Now, let’s look at the third side of the coin–the potential for abuse. I have avoided mentioning the terrorist scenario, as it has been covered virtually everywhere else. What if someone doesn’t like something you said and decides to “get even.” After he digs a little to find where you work, he emails the HR department that you’re a child abuser or worse (if there is anything worse). Shouldn’t it be possible to trace that email to confirm that the sender is genuine, even if the content is all lies?

I’m convinced that there is no way to balance free speech. If we abridge the First Amendment we have given someone else the right to determine what we can say. If we take away tools that protect free speech then we have stepped onto the slippery slope.

Disk Sterilization

Here’s another aspect of digital privacy. As I write this, I’m in the process of “sterilizing” two hard drives that arrived in computers donated to DACS. One was used in a business setting and, I was assured, did not contain anything confidential. The other disk is another matter altogether. It came from a healthcare provider and contained confidential patient information. HIPAA, The Health Insurance Portability and Accountability Act of 1996, requires (in simplistic terms) that your personal information not be divulged without your permission. Therefore, it’s imperative that this information be removed from the hard drive in such a way that it cannot be recovered. To do this I used a cool little program called Autoclave. Autoclave does one thing but does it very well: it writes over everything on a hard disk. In fact it writes over every byte of every sector, no matter what it contains, whether it is part of a file or free space.
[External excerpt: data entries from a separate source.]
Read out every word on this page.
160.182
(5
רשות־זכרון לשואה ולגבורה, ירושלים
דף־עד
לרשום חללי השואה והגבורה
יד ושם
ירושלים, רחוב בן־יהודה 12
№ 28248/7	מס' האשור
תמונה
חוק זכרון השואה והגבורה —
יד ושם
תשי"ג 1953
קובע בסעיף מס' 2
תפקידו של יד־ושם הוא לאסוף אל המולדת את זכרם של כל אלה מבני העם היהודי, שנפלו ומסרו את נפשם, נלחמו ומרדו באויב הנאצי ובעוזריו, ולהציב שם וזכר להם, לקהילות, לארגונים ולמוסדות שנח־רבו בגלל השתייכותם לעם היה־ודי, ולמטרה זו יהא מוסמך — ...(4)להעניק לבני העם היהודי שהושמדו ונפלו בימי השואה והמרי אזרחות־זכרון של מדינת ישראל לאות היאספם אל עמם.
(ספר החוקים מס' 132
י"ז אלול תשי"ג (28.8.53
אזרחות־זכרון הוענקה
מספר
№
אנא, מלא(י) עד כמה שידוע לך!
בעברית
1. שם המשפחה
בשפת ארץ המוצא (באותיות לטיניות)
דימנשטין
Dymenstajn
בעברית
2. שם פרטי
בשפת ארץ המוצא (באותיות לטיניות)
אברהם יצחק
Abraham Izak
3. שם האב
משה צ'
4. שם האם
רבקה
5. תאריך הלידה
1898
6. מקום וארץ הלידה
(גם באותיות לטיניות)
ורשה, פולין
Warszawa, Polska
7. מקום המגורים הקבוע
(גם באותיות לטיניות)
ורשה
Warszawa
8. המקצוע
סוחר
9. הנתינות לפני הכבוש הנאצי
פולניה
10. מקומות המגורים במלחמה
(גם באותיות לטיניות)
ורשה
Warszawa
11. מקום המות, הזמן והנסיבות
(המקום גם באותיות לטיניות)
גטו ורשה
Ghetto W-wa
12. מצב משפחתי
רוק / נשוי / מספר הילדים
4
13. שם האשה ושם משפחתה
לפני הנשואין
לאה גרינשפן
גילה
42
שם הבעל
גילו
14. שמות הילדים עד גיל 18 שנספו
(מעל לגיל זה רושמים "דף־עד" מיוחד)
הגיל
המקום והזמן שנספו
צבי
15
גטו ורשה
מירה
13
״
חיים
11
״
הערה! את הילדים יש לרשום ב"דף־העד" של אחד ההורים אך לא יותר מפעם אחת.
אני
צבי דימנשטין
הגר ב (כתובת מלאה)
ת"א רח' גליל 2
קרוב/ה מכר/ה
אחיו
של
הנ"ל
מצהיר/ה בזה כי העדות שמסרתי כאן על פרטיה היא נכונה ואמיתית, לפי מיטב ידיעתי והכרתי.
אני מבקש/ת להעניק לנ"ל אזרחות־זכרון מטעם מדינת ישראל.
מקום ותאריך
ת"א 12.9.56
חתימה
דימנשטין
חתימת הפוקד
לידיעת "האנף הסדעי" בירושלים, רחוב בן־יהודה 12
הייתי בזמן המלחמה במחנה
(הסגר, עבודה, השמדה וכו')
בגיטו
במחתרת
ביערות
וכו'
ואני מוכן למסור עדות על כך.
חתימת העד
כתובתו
Autoclave comes as part of a floppy disk image that must be written to a floppy using a sector copy program such as rawwrite.exe. Once this is complete, the floppy is bootable to a very stripped down Linux kernel which loads the Autoclave program. This configuration allows Autoclave to talk directly to the hard disk controller and thus become very intimate with the hard drive itself. Autoclave offers five levels of sterilization. The fastest, and least secure, is a single pass writing binary zeros to every byte of every sector on the hard drive. The result is a disk that the DOS ‘fdisk’ utility thinks is a brand new pristine disk. However, we all know from watching TV spy shows that this is not enough to stop the snoops. The highest level is 25 passes writing zeros, ones (hex ‘ff’) or random characters. Some of the passes are “structured” although I could find no explanation of what that means. Regardless, the author suggests that this is probably enough to stop the NSA. I chose the middle setting that does the same thing but only three passes. Gee, now that I think about it, maybe I’ll run it again with more passes –some of my information could be on that disk!

A closing thought: if I need to have a program like Autoclave, does that mean that I have something to hide? Should a program like Autoclave be illegal, like burglar’s tools, because it could be used to hide illegal activities? But if it were illegal, how would I be able to protect the privacy of those healthcare patients?